4. Learning to be resourceful
Instead of working in a pampered office environment in London, Paris or Frankfurt, where the job comes with a company car and all the modern creature comforts technology can provide, you may be asked to hire a rickety old jeep and trundle at 30 miles per hour on potholed roads to a mud-hut village where you must negotiate with King Client and his village elders for your next engineering contract. The contract is worth millions. On the way, the jeep breaks down and you’re still miles from your destination. The King hates tardiness. What do you do? Do you flag down the next elephant and guide that come along? Do you give up and make another appointment with King Client? Ah, bother, mobiles don’t work out in the wilderness!
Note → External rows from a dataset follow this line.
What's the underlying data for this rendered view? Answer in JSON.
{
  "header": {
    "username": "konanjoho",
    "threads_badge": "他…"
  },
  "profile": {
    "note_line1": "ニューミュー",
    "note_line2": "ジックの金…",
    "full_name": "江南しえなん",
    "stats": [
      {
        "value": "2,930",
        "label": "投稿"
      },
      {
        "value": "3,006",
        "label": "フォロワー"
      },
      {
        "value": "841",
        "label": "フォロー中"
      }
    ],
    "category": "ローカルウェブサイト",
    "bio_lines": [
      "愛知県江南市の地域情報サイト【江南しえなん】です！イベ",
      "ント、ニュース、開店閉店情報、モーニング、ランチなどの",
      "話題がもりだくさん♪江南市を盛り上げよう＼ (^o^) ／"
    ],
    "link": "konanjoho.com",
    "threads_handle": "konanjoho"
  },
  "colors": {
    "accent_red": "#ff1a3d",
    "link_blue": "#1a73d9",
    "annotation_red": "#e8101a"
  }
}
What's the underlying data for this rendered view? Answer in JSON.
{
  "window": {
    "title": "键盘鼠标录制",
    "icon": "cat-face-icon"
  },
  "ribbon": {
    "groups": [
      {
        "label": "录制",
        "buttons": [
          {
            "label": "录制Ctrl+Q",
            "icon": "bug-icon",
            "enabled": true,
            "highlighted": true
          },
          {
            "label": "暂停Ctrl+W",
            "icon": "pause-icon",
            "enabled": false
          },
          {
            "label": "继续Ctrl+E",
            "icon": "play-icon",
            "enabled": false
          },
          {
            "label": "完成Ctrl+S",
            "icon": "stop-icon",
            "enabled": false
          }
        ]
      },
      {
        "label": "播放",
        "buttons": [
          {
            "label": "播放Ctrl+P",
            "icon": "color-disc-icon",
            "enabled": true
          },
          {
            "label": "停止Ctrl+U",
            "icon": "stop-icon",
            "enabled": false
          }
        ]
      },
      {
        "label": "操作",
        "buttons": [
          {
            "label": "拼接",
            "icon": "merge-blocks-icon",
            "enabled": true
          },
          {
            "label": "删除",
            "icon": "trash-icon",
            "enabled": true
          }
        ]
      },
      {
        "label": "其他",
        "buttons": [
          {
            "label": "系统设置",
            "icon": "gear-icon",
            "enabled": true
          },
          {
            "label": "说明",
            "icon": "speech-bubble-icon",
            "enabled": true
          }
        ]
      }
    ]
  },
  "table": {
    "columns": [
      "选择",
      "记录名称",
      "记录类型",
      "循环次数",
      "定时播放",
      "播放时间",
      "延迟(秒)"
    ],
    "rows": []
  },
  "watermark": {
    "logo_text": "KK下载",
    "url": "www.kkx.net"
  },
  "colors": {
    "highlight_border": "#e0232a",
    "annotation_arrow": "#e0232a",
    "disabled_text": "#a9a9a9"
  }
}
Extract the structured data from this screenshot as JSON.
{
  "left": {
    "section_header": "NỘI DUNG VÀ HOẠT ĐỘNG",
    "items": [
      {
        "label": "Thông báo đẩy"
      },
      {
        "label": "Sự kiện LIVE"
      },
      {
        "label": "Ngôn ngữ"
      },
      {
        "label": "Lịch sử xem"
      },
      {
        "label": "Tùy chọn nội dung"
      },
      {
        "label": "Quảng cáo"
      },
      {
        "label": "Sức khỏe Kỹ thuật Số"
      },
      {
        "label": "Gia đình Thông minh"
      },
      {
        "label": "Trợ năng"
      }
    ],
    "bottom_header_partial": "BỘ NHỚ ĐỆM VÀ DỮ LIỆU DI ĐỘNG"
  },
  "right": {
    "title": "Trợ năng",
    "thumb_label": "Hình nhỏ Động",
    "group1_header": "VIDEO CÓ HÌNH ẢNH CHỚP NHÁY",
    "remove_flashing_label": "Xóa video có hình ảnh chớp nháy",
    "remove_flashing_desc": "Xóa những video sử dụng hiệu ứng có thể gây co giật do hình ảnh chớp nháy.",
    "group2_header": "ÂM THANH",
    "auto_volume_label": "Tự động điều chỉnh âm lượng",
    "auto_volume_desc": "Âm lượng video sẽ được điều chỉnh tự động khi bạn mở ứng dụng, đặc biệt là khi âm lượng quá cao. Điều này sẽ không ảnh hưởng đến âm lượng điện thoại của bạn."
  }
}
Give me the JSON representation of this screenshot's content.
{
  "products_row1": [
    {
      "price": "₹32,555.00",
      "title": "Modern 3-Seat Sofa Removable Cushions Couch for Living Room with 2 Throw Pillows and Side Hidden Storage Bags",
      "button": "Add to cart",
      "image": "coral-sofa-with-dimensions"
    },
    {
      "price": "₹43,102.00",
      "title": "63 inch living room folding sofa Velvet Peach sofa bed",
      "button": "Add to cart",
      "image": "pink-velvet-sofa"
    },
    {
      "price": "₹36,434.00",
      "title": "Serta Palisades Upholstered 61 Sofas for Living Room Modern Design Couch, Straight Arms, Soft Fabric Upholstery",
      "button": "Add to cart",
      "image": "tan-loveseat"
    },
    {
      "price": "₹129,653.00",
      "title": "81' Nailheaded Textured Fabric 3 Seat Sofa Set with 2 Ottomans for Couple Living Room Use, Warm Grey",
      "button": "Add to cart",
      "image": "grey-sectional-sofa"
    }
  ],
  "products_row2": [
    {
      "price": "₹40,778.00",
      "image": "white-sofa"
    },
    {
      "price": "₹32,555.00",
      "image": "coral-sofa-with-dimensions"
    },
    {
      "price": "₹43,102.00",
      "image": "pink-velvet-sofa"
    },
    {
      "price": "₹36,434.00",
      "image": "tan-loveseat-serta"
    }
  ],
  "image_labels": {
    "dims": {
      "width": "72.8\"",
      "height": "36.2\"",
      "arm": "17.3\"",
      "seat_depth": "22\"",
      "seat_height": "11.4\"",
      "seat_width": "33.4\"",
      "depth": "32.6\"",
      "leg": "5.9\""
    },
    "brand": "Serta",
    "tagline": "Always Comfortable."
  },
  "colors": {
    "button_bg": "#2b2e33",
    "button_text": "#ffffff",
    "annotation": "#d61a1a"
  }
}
Now what?
While such an extreme scenario is unlikely to arise in your first job abroad, your ingenuity will nonetheless be stretched to the limit when working in countries where the power supply may be inconsistent, phones don’t always work and work ethic is very, very different to the one you’re used to.
5. Becoming a global Networker
Working abroad allows you also to build up an incredibly valuable global network, an essential career-building step. As your contemporaries move up the food chain in multinationals, you can benefit from their career advancement and help them out, too. Multinationals don’t just hire anybody who happens to send in their resume. Career avenues usually closed to “outsiders” will open up to somebody that a current employee can vouch for and has already worked with in a previous job. The relationships you form with other people working abroad can assist you with an amazing, and truly global career.
6. Voluntary Internships are Stepping Stones
The skills you learn while helping with turtle conservation in Costa Rica or flood defences in Bangladesh may at first glance be simply gap-year adventures, but hold on: you’re learning valuable lessons about leadership while directing your volunteers to turtle egg-laying sites! You’re acquiring amazing negotiation skills, while talking to locals about new ways to keep their village safe. Never underestimate the impressiveness of a voluntary internship abroad with charities! Employers love seeing such internships on resumes. They demonstrate that you have what it takes to succeed in the role they’re offering and have the potential to go beyond it.
7. Working Life is Long – and short of Adventure!
Once you have embarked on a career path, taking out a sabbatical for a year’s travelling is not always an option. Enjoy your internship for the adventure it brings, the sights you’ll see and the wonderful stories you’ll hear when you meet fellow travellers and get to know locals. It will turn you into a far more balanced, confident and happy individual; just the sort employers like to hire for important jobs.